Q2: Why are there security concerns about OpenClaw?
Running OpenClaw gives it privileged access to files, email, calendar, and applications. A hacker compromising it gains all that access. The code was built quickly using AI, without full security review. Gartner called it an “unacceptable” security risk; Cisco researchers called it an “absolute nightmare.” Meta banned employees from using it.
Q3: What has OpenAI done with OpenClaw?
OpenAI hired Peter Steinberger, OpenClaw’s Austrian creator, to lead development of “personal agents.” The acquisition brings the project under OpenAI’s umbrella but keeps it as an independent foundation, limiting liability while capturing brand buzz. The challenge now is to make it secure enough for enterprise customers.
Q4: How might the security problems be fixed?

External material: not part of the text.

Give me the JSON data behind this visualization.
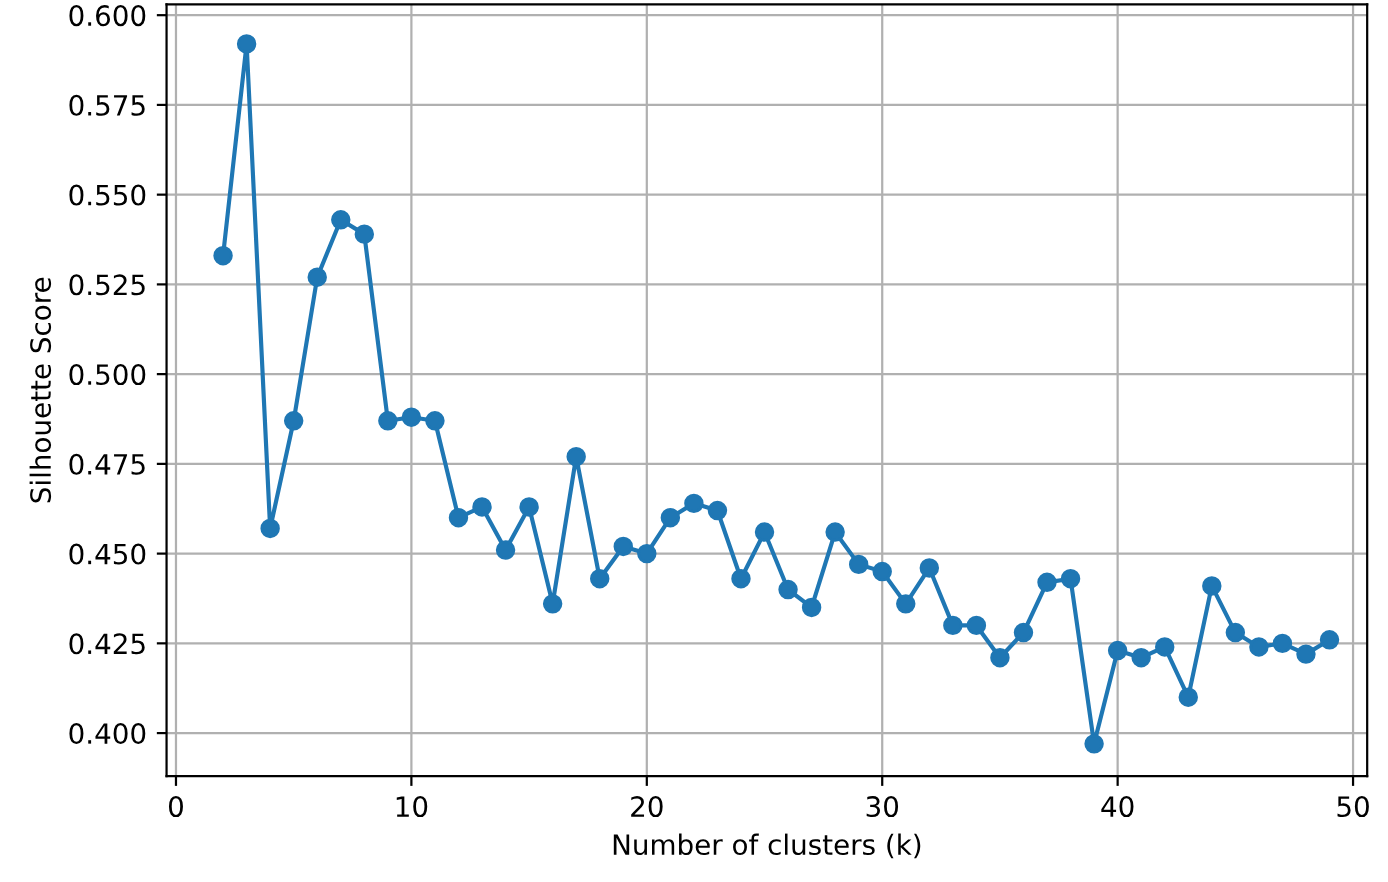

The core fix is “container isolation”—ensuring each agent can only access data explicitly given to it, similar to Anthropic’s sandboxed approach. The difficulty lies in making secure defaults for non-technical users. User behavior remains a vulnerability; connecting an agent to the wrong WhatsApp chat could give control to everyone in that group.
Q5: Is there historical precedent for this situation?
Some compare it to the early internet—insecure by design but becoming safer over time through encryption, firewalls, and best practices. However, the disruption to professional roles and software businesses may happen before security matures. The timeline depends on how quickly companies can make agents both secure and idiot-proof.